Sponsors (2)
The bill increases patent transparency for patients and regulators and protects transferred trade secrets, but it imposes new compliance costs and enforcement risks on drug developers and may complicate patent litigation and enforcement.
Patients with chronic conditions will face fewer surprise patent challenges to marketed drugs because sponsors must disclose patent-relevant information consistently to FDA and USPTO, improving patent transparency.
Hospitals and health systems (and other healthcare regulators) will gain additional patent/exclusivity information at FDA, improving regulators' ability to evaluate drug exclusivity and related safety or access decisions.
Small business drug sponsors and inventors will have additional confidential data transferred from FDA protected by the USPTO, preserving trade-secret protections for sponsors' sensitive information.
Small drug developers and sponsors will face increased compliance costs and administrative burden to synchronize FDA and USPTO filings and provide new certifications, likely raising development expenses and potentially increasing drug prices over time.
Small businesses risk FDA enforcement (prohibited-act sanctions) for failing to provide the new certifications, increasing regulatory/legal risk for companies that miss paperwork or compliance requirements.
Hospitals, health systems, and other stakeholders may face increased patent litigation complexity because the bill creates a defense that allows accused infringers to assert invalidity/non-infringement if owners failed to disclose to FDA/USPTO, potentially destabilizing existing patent enforcement.
Based on analysis of 2 sections of legislative text.
Requires sponsors to submit and certify consistent patent-related information to both FDA and USPTO, makes missing certifications an FD&C Act violation, and adds a patent-defense for disclosure failures.

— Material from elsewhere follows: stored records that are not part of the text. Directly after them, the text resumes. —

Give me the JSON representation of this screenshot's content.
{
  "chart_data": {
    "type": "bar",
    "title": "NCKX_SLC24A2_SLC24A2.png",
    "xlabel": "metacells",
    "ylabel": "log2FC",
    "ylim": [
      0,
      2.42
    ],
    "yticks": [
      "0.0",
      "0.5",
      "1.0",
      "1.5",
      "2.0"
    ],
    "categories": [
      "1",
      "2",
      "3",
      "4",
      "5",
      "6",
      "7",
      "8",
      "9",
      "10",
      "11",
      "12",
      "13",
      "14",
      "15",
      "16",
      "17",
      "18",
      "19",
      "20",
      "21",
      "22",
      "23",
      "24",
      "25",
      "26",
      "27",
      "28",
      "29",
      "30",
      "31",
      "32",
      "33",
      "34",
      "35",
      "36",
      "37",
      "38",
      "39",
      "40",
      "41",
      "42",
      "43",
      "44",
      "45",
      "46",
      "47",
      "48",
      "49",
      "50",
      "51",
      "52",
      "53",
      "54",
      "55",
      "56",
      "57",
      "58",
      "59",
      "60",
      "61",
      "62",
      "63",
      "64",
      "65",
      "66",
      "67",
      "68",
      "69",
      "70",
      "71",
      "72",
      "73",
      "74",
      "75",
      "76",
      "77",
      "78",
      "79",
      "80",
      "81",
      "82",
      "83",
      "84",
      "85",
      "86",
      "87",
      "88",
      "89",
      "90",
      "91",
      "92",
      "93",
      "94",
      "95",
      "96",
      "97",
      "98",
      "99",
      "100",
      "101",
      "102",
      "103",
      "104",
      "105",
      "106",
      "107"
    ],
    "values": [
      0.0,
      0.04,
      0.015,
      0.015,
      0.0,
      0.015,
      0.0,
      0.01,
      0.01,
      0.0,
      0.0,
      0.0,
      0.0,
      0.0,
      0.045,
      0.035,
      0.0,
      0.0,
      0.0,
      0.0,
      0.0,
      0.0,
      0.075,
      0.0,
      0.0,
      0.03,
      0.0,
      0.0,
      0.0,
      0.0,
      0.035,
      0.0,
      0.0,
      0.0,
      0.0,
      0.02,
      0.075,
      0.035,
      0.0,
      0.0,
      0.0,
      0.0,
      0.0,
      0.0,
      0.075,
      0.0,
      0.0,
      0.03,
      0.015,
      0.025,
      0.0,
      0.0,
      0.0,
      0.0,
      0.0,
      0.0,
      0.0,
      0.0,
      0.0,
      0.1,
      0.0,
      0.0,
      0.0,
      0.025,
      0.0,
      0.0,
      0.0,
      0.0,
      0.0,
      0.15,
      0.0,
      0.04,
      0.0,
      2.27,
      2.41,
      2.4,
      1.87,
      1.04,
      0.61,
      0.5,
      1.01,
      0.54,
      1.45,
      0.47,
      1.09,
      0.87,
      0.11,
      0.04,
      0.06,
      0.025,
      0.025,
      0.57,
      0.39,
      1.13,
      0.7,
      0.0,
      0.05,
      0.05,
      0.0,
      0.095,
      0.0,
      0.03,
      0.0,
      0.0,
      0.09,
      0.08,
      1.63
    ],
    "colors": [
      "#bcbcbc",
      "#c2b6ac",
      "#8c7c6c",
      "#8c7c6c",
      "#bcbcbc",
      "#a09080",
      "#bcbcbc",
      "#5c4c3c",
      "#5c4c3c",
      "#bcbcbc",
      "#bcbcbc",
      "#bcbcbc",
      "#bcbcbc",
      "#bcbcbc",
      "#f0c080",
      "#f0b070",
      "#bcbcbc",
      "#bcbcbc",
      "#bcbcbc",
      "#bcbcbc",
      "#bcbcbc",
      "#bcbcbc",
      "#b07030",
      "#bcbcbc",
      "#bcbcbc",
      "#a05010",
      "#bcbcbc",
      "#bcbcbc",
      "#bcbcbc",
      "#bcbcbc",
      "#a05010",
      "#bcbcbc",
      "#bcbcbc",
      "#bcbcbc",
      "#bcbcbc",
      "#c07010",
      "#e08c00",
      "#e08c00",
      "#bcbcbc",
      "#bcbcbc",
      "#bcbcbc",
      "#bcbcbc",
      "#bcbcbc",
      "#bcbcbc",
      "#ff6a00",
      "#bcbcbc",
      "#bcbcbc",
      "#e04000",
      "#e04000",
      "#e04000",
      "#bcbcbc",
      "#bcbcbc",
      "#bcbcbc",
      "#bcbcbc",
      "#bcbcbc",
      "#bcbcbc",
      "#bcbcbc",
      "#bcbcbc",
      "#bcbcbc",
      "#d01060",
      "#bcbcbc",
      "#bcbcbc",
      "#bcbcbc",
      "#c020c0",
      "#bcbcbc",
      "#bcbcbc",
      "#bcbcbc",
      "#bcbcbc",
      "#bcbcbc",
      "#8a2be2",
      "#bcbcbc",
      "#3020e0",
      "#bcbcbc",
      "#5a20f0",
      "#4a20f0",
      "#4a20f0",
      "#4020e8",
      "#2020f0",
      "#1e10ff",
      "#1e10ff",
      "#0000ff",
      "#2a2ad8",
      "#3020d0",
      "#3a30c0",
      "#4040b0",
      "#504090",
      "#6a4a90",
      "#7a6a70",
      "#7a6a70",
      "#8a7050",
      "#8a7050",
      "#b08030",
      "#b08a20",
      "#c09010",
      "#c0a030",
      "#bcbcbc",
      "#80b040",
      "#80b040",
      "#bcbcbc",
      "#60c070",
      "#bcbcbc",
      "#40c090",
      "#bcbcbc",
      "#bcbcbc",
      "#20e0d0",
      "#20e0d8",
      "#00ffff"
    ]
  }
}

Introduced August 1, 2025 by Margaret Wood Hassan · Last progress August 1, 2025
Requires drug sponsors and patent owners to submit the same patent-related information and certifications to both the Food and Drug Administration (FDA) and the U.S. Patent and Trademark Office (USPTO). It makes failure to provide the required certifications an unlawful act under the Federal Food, Drug, and Cosmetic Act and creates a new patent-defense for accused infringers if a patent owner negligently or intentionally withheld required information from FDA or USPTO. The bill phases in requirements for pending applications and limits retroactive application to materials submitted before enactment, and directs the USPTO to treat submitted materials as confidential or trade secret.